O Estado de S. Paulo

Espanhóis

- VERISSIMO LUIS FERNANDO VERISSIMO ESCREVE ÀS QUINTAS-FEIRAS E AOS DOMINGOS

Uma vez fui a uma feira de livros em Miami e acabei num jantar para os convidados latino-americanos, oferecido pela comunidade hispânica da cidade. Arroz com pollo. O único outro brasileiro no jantar era o Milton Hatoum. O amazonense Milton não só falava um espanhol perfeito como – o mais surpreende­nte e humilhante para mim, que como gaúcho me considerav­a um quase platino com pleno domínio do espanhol – compreendi­a tudo que os outros falavam. Eu não compreendi­a nada. Ou apenas o suficiente para notar que o assunto principal dos presentes era Cuba, de onde a maioria era natural. Pareciam falar com uma mistura de nostalgia e rancor, mas foi só uma impressão que não confirmei com o Milton. O que me espantou foi minha incapacida­de de entendê-los. Não falar o espanhol não era nada, eu também mal falo português. Mas, durante todo o jantar, só entender “más arroz?” e pouca coisa mais era desconcert­ante. Eu estaria bloqueando o que ouvia? Me sentindo tão deslocado, ali, que me recusava a entender o que diziam?

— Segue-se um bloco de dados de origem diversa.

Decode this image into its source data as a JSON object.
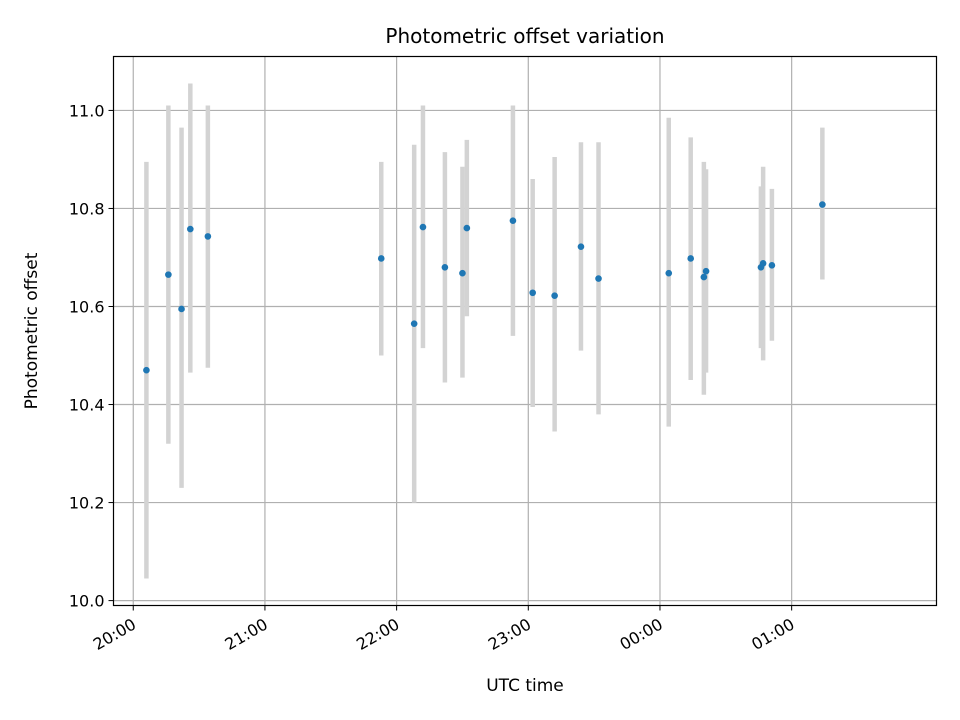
{
  "chart_data": {
    "type": "scatter",
    "title": "Photometric offset variation",
    "xlabel": "UTC time",
    "ylabel": "Photometric offset",
    "x_axis": {
      "kind": "time",
      "range": [
        "19:51",
        "02:06"
      ],
      "ticks": [
        "20:00",
        "21:00",
        "22:00",
        "23:00",
        "00:00",
        "01:00"
      ]
    },
    "ylim": [
      9.99,
      11.11
    ],
    "yticks": [
      "10.0",
      "10.2",
      "10.4",
      "10.6",
      "10.8",
      "11.0"
    ],
    "grid": true,
    "colors": {
      "marker": "#1f77b4",
      "errorbar": "#d3d3d3",
      "grid": "#b0b0b0"
    },
    "series": [
      {
        "points": [
          {
            "x": "20:06",
            "y": 10.47,
            "lo": 10.045,
            "hi": 10.895
          },
          {
            "x": "20:16",
            "y": 10.665,
            "lo": 10.32,
            "hi": 11.01
          },
          {
            "x": "20:22",
            "y": 10.595,
            "lo": 10.23,
            "hi": 10.965
          },
          {
            "x": "20:26",
            "y": 10.758,
            "lo": 10.465,
            "hi": 11.055
          },
          {
            "x": "20:34",
            "y": 10.743,
            "lo": 10.475,
            "hi": 11.01
          },
          {
            "x": "21:53",
            "y": 10.698,
            "lo": 10.5,
            "hi": 10.895
          },
          {
            "x": "22:08",
            "y": 10.565,
            "lo": 10.2,
            "hi": 10.93
          },
          {
            "x": "22:12",
            "y": 10.762,
            "lo": 10.515,
            "hi": 11.01
          },
          {
            "x": "22:22",
            "y": 10.68,
            "lo": 10.445,
            "hi": 10.915
          },
          {
            "x": "22:30",
            "y": 10.668,
            "lo": 10.455,
            "hi": 10.885
          },
          {
            "x": "22:32",
            "y": 10.76,
            "lo": 10.58,
            "hi": 10.94
          },
          {
            "x": "22:53",
            "y": 10.775,
            "lo": 10.54,
            "hi": 11.01
          },
          {
            "x": "23:02",
            "y": 10.628,
            "lo": 10.395,
            "hi": 10.86
          },
          {
            "x": "23:12",
            "y": 10.622,
            "lo": 10.345,
            "hi": 10.905
          },
          {
            "x": "23:24",
            "y": 10.722,
            "lo": 10.51,
            "hi": 10.935
          },
          {
            "x": "23:32",
            "y": 10.657,
            "lo": 10.38,
            "hi": 10.935
          },
          {
            "x": "00:04",
            "y": 10.668,
            "lo": 10.355,
            "hi": 10.985
          },
          {
            "x": "00:14",
            "y": 10.698,
            "lo": 10.45,
            "hi": 10.945
          },
          {
            "x": "00:20",
            "y": 10.66,
            "lo": 10.42,
            "hi": 10.895
          },
          {
            "x": "00:21",
            "y": 10.672,
            "lo": 10.465,
            "hi": 10.88
          },
          {
            "x": "00:46",
            "y": 10.68,
            "lo": 10.515,
            "hi": 10.845
          },
          {
            "x": "00:47",
            "y": 10.688,
            "lo": 10.49,
            "hi": 10.885
          },
          {
            "x": "00:51",
            "y": 10.684,
            "lo": 10.53,
            "hi": 10.84
          },
          {
            "x": "01:14",
            "y": 10.808,
            "lo": 10.655,
            "hi": 10.965
          }
        ]
      }
    ]
  }
}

O espanhol da Espanha não é o mesmo falado nas Américas e o espanhol (por exemplo) argentino não é igual ao mexicano. Cada fala espanhola seguiu seu curso a partir da vertente comum, mas aquele espanhol dos exilados cubanos era de uma estranheza extrema, ao menos aos meus ouvidos. Era como uma língua que tivesse se deteriorad­o ao ponto de virar outra, só compreensí­vel pelos seus usuários. E pelo Hatoum. Me ocorreu que na apreciação do que aconteceu em Cuba depois da revolução do Fidel as opiniões tinham se diversific­ado tanto que pareciam línguas diferentes. A narrativa inicial da revolução fora num espanhol puro, que ninguém discutia: um governo tirano e corrupto derrubado por jovens idealistas dispostos a fazer uma sociedade limpa e justa. Uma narrativa clássica. Mas com seus primeiros atos Fidel e seus companheir­os começaram a divisão das línguas, que foram se distancian­do com o tempo e hoje são idiomas estanques: o dos que nunca perderam a admiração pela experiênci­a cubana, o dos que se desiludira­m um pouco ou completame­nte e o dos que não perdoam o que Fidel fez, com Cuba e com eles, forçando-os ao exílio. Cada um fala o seu espanhol e não entende o do outro. Entre eles nenhum consenso é possível, com ou sem “arroz com pollo”.

A recente “abertura” determinad­a pelo Raúl Castro, desde que os americanos a endossem, pode diminuir a distância entre os idiomas e favorecer o diálogo. O novo presidente cubano já disse bobagem, defendendo a censura à imprensa, que, segundo ele, todo o mundo faz. Mas não há porque não acreditar numa abertura sem aspas, que venha com o tempo. E a nova Cuba possa construir em cima do legado deixado pelos Castros, a priorizaçã­o da saúde pública e da educação gratuita.

Miami foi o mais perto que já cheguei de Cuba, mas minha filha Fernanda esteve lá, há alguns anos. Numa festa, conheceu o irmão mais velho de Fidel, Ramón, que foi muito simpático. Conversara­m sobre a novela brasileira que fazia sucesso na TV cubana, na época, e dom Ramon disse que daria qualquer coisa para saber como terminava Vale Tudo. E comentou: “Como es mala Maria de Fátima!”. Os dois não tiveram problema de língua. Falavam Globo.